The Upper Manhattan Empowerment Zone Development Corp., also referred to as UMEZ, is a non-profit organization that seeks to revitalize economically deprived communities by using public funds and tax incentives as catalysts for private investment. UMEZ’s mission is to sustain the economic revitalization of all communities of Upper Manhattan through job creation, corporate alliances, strategic investments and small business assistance.
Upper Manhattan was designated as an urban empowerment zone (Empowerment Zone) under federal legislation authored by Congressman Charles B. Rangel and signed into law by President Bill Clinton in 1994. The Upper Manhattan Empowerment Zone Development Corporation (UMEZ), which is an independent not-for-profit corporation, was formed in response to the federal empowerment zone legislation. Funding for UMEZ is provided by the federal government with matching amounts from the City of New York and the State of New York. UMEZ’s ongoing operations are not dependent on the extension of the federal empowerment zone legislation, which has been extended periodically, and UMEZ expects to continue to operate if the Empowerment Zone designation expires.

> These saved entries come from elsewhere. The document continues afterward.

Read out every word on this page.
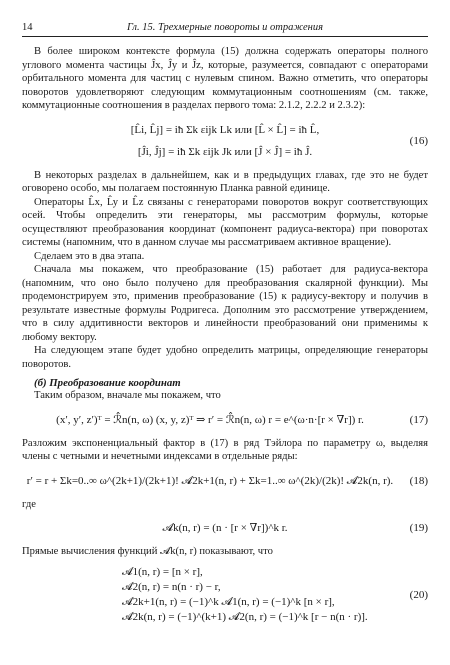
14	Гл. 15. Трехмерные повороты и отражения

В более широком контексте формула (15) должна содержать операторы полного углового момента частицы Ĵx, Ĵy и Ĵz, которые, разумеется, совпадают с операторами орбитального момента для частиц с нулевым спином. Важно отметить, что операторы поворотов удовлетворяют следующим коммутационным соотношениям (см. также, коммутационные соотношения в разделах первого тома: 2.1.2, 2.2.2 и 2.3.2):

[L̂i, L̂j] = iħ Σk εijk Lk или [L̂ × L̂] = iħ L̂,
[Ĵi, Ĵj] = iħ Σk εijk Jk или [Ĵ × Ĵ] = iħ Ĵ.
(16)

В некоторых разделах в дальнейшем, как и в предыдущих главах, где это не будет оговорено особо, мы полагаем постоянную Планка равной единице.

Операторы L̂x, L̂y и L̂z связаны с генераторами поворотов вокруг соответствующих осей. Чтобы определить эти генераторы, мы рассмотрим формулы, которые осуществляют преобразования координат (компонент радиуса-вектора) при поворотах системы (напомним, что в данном случае мы рассматриваем активное вращение).

Сделаем это в два этапа.

Сначала мы покажем, что преобразование (15) работает для радиуса-вектора (напомним, что оно было получено для преобразования скалярной функции). Мы продемонстрируем это, применив преобразование (15) к радиусу-вектору и получив в результате известные формулы Родригеса. Дополним это рассмотрение утверждением, что в силу аддитивности векторов и линейности преобразований они применимы к любому вектору.

На следующем этапе будет удобно определить матрицы, определяющие генераторы поворотов.

(б) Преобразование координат

Таким образом, вначале мы покажем, что

(x′, y′, z′)ᵀ = ℛ̂n(n, ω) (x, y, z)ᵀ ⇒ r′ = ℛ̂n(n, ω) r = e^(ω·n·[r × ∇r]) r.	(17)

Разложим экспоненциальный фактор в (17) в ряд Тэйлора по параметру ω, выделяя члены с четными и нечетными индексами в отдельные ряды:

r′ = r + Σk=0..∞ ω^(2k+1)/(2k+1)! 𝓐2k+1(n, r) + Σk=1..∞ ω^(2k)/(2k)! 𝓐2k(n, r).	(18)

где

𝓐k(n, r) = (n · [r × ∇r])^k r.	(19)

Прямые вычисления функций 𝓐k(n, r) показывают, что

𝓐1(n, r) = [n × r],
𝓐2(n, r) = n(n · r) − r,
𝓐2k+1(n, r) = (−1)^k 𝓐1(n, r) = (−1)^k [n × r],
𝓐2k(n, r) = (−1)^(k+1) 𝓐2(n, r) = (−1)^k [r − n(n · r)].
(20)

By the close of 2013 UMEZ provided funding for: more than $90 million in grants focused on arts and culture and workforce development $72 million in loans to mixed-use real estate development projects, commercial businesses, and small business enterprises $57 million in tax-exempt bonds for real estate development projects for a total of almost $220 million of investments.
UMEZ investments have leveraged over $1 billion of private capital invested in Upper Manhattan, and this commitment has created nearly 9,000 direct jobs thus far.
The Empowerment Zone’s legacy will live on in the substantial investment that it has made in projects across Upper Manhattan. Papers by Professor Ester Fuchs and the Initiative for a Competitive Inner City detail the investments and impact. In recent years major corporations and residents with higher-levels of disposable incomes have flocked to Harlem. "The zone has awesome potential," says Lloyd Williams, president and CEO of the Greater Harlem Chamber of Commerce, but revolutions don't happen overnight. The zone is a tool. We have to make sure it's not the only tool that we have".